Rose Guerin and Partners Pty Ltd (the Company) conducted an accounting practice as the trustee of a trust (the Trust). The Company’s sole director and shareholder (Ms Guerin) was both the appointor and primary beneficiary of the Trust.
On the same day that administrators were appointed to the Company, the Company was, by a purported variation to the trust deed, replaced as trustee by Princes Square W2NY Pty Ltd (the New Trustee). The New Trustee continued to conduct the accounting practice.
The liquidators had difficulty obtaining the books and records of the Trust and the accounting practice and suspected that they had not received full and frank disclosure of information relating to its affairs.
The liquidators applied to be appointed as the receivers and managers over the property, assets and undertaking of the Trust. They joined the New Trustee as the defendant.
Justice Anderson confirmed the relevant principles. Namely, that even where a trustee has been removed and replaced, the outgoing trustee retains a right of indemnity from the assets of the trust, secured by an equitable charge over them, for its liabilities incurred while acting as the trustee. A receiver and manager can be appointed over trust property to secure the trustee’s right of indemnity out of trust assets.
The New Trustee resisted the appointment of receivers to the Trust saying that Ms Guerin had paid the Company’s creditors leaving only herself as the remaining creditor. His Honour found that Ms Geurin had only paid some of the creditors who had lodged proofs of debt and that it was for the liquidators, not Ms Geurin, to investigate and pay the Company’s creditors.
Appointing receivers and managers to the trust assets would allow the liquidators to properly investigate the electronic records of the accounting practice and prevent the New Trustee from imperiling the Company’s right to indemnification by dissipating the assets of the Company, as it carried on the accounting practice.
His Honour found that the apparent disharmony between the Company’s director and the liquidators was not a reason to deny the appointment as receivers.

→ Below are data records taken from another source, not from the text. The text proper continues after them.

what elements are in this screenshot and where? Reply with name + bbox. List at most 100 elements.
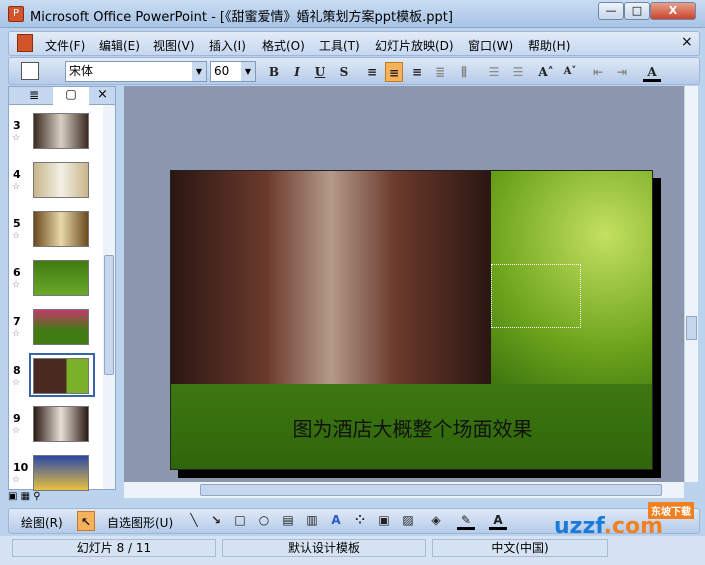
thumbnail-image [33, 455, 89, 491]
numbering-icon[interactable]: ☰ [485, 62, 503, 82]
document-icon[interactable] [17, 34, 33, 52]
powerpoint-app-icon[interactable]: P [8, 6, 24, 22]
autoshapes-menu[interactable]: 自选图形(U) [107, 514, 173, 531]
slide-number: 6 [13, 266, 21, 279]
arrow-icon[interactable]: ↘ [207, 510, 225, 530]
menu-window[interactable]: 窗口(W) [468, 37, 513, 54]
menu-tools[interactable]: 工具(T) [319, 37, 360, 54]
pane-close-button[interactable]: × [97, 87, 108, 102]
distribute-icon[interactable]: ≣ [431, 62, 449, 82]
decrease-indent-icon[interactable]: ⇤ [589, 62, 607, 82]
title-bar: P Microsoft Office PowerPoint - [《甜蜜爱情》婚… [0, 0, 705, 28]
chevron-down-icon[interactable]: ▼ [192, 62, 206, 81]
tab-slides[interactable]: ▢ [53, 87, 89, 105]
slide-thumbnail-3[interactable]: 3 ☆ [9, 113, 101, 159]
vertical-distribute-icon[interactable]: ⫼ [455, 62, 473, 82]
thumbnail-image [33, 358, 89, 394]
menu-help[interactable]: 帮助(H) [528, 37, 570, 54]
window-title: Microsoft Office PowerPoint - [《甜蜜爱情》婚礼策… [30, 10, 453, 25]
slide-indicator: 幻灯片 8 / 11 [12, 539, 216, 557]
transition-icon: ☆ [12, 329, 21, 339]
fill-color-icon[interactable]: ◈ [427, 510, 445, 530]
thumbnail-image [33, 309, 89, 345]
font-name-select[interactable]: 宋体 ▼ [65, 61, 207, 82]
line-color-icon[interactable]: ✎ [457, 510, 475, 530]
vertical-textbox-icon[interactable]: ▥ [303, 510, 321, 530]
slide-thumbnail-7[interactable]: 7 ☆ [9, 309, 101, 355]
slide-number: 5 [13, 217, 21, 230]
tab-outline[interactable]: ≣ [17, 88, 51, 104]
menu-insert[interactable]: 插入(I) [209, 37, 246, 54]
minimize-button[interactable]: — [598, 2, 624, 20]
menu-format[interactable]: 格式(O) [262, 37, 305, 54]
chevron-down-icon[interactable]: ▼ [241, 62, 255, 81]
slide-thumbnail-5[interactable]: 5 ☆ [9, 211, 101, 257]
slide-thumbnail-6[interactable]: 6 ☆ [9, 260, 101, 306]
transition-icon: ☆ [12, 231, 21, 241]
formatting-toolbar: 宋体 ▼ 60 ▼ B I U S ≡ ≡ ≡ ≣ ⫼ ☰ ☰ A˄ A˅ ⇤ ⇥ … [8, 57, 700, 85]
font-color-button[interactable]: A [643, 62, 661, 82]
slide-canvas[interactable]: 图为酒店大概整个场面效果 [170, 170, 653, 470]
align-right-icon[interactable]: ≡ [408, 62, 426, 82]
thumbnail-image [33, 113, 89, 149]
select-pointer-icon[interactable]: ↖ [77, 511, 95, 531]
thumbnail-image [33, 406, 89, 442]
slide-thumbnail-9[interactable]: 9 ☆ [9, 406, 101, 452]
scroll-thumb[interactable] [104, 255, 114, 375]
oval-icon[interactable]: ○ [255, 510, 273, 530]
rectangle-icon[interactable]: □ [231, 510, 249, 530]
decrease-font-icon[interactable]: A˅ [561, 62, 579, 82]
pane-scrollbar[interactable] [103, 105, 115, 489]
diagram-icon[interactable]: ⁘ [351, 510, 369, 530]
slides-pane: ≣ ▢ × 3 ☆ 4 ☆ 5 ☆ 6 ☆ 7 ☆ 8 ☆ 9 ☆ 10 ☆ [8, 86, 116, 491]
close-document-button[interactable]: × [681, 34, 693, 50]
align-center-icon[interactable]: ≡ [385, 62, 403, 82]
selection-box[interactable] [491, 264, 581, 328]
close-button[interactable]: X [650, 2, 696, 20]
thumbnail-image [33, 162, 89, 198]
underline-button[interactable]: U [311, 62, 329, 82]
slide-number: 9 [13, 412, 21, 425]
view-buttons[interactable]: ▣ ▦ ⚲ [8, 491, 58, 505]
wedding-venue-photo[interactable] [171, 171, 491, 384]
textbox-icon[interactable]: ▤ [279, 510, 297, 530]
align-left-icon[interactable]: ≡ [363, 62, 381, 82]
editor-vertical-scrollbar[interactable] [684, 86, 698, 482]
slide-number: 7 [13, 315, 21, 328]
wordart-icon[interactable]: A [327, 510, 345, 530]
slide-number: 4 [13, 168, 21, 181]
slide-thumbnail-4[interactable]: 4 ☆ [9, 162, 101, 208]
menu-slideshow[interactable]: 幻灯片放映(D) [375, 37, 454, 54]
italic-button[interactable]: I [288, 62, 306, 82]
maximize-button[interactable]: □ [624, 2, 650, 20]
transition-icon: ☆ [12, 378, 21, 388]
menu-view[interactable]: 视图(V) [153, 37, 195, 54]
bullets-icon[interactable]: ☰ [509, 62, 527, 82]
picture-icon[interactable]: ▨ [399, 510, 417, 530]
font-name-value: 宋体 [69, 64, 94, 78]
menu-edit[interactable]: 编辑(E) [99, 37, 140, 54]
menu-bar: 文件(F) 编辑(E) 视图(V) 插入(I) 格式(O) 工具(T) 幻灯片放… [8, 31, 700, 56]
slide-number: 3 [13, 119, 21, 132]
line-icon[interactable]: ╲ [185, 510, 203, 530]
clipart-icon[interactable]: ▣ [375, 510, 393, 530]
increase-font-icon[interactable]: A˄ [537, 62, 555, 82]
draw-menu[interactable]: 绘图(R) [21, 514, 63, 531]
font-color-icon[interactable]: A [489, 510, 507, 530]
new-document-icon[interactable] [21, 62, 39, 80]
editor-horizontal-scrollbar[interactable] [124, 482, 684, 498]
slide-number: 8 [13, 364, 21, 377]
bold-button[interactable]: B [265, 62, 283, 82]
transition-icon: ☆ [12, 280, 21, 290]
thumbnail-image [33, 211, 89, 247]
font-size-select[interactable]: 60 ▼ [210, 61, 256, 82]
text-shadow-button[interactable]: S [335, 62, 353, 82]
scroll-thumb[interactable] [200, 484, 662, 496]
scroll-thumb[interactable] [686, 316, 697, 340]
thumbnail-image [33, 260, 89, 296]
increase-indent-icon[interactable]: ⇥ [613, 62, 631, 82]
transition-icon: ☆ [12, 475, 21, 485]
slide-thumbnail-8[interactable]: 8 ☆ [9, 358, 101, 404]
slide-caption[interactable]: 图为酒店大概整个场面效果 [171, 413, 652, 442]
menu-file[interactable]: 文件(F) [45, 37, 85, 54]
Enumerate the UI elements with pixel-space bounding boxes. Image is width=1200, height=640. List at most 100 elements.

However, his Honour was concerned that where the Company’s secured creditor was owed approximately $300,000 and the liquidators had not begun to adjudicate the proofs of debt, the liquidators had incurred fees and disbursements of over $550,000 including an uplift fee for professional legal costs.
His Honour ordered that the liquidators were not to charge any further fees in the liquidation, or as receivers, without approval by the Court.
This liquidation was evidently a difficult one for the liquidators considering the approach taken by the Company’s director. It’s easy for liquidators to quickly incur fees on such jobs because of the day-to-day challenges that they present. Nevertheless, liquidators must proceed with caution regarding their fees. A Court may not be so sympathetic.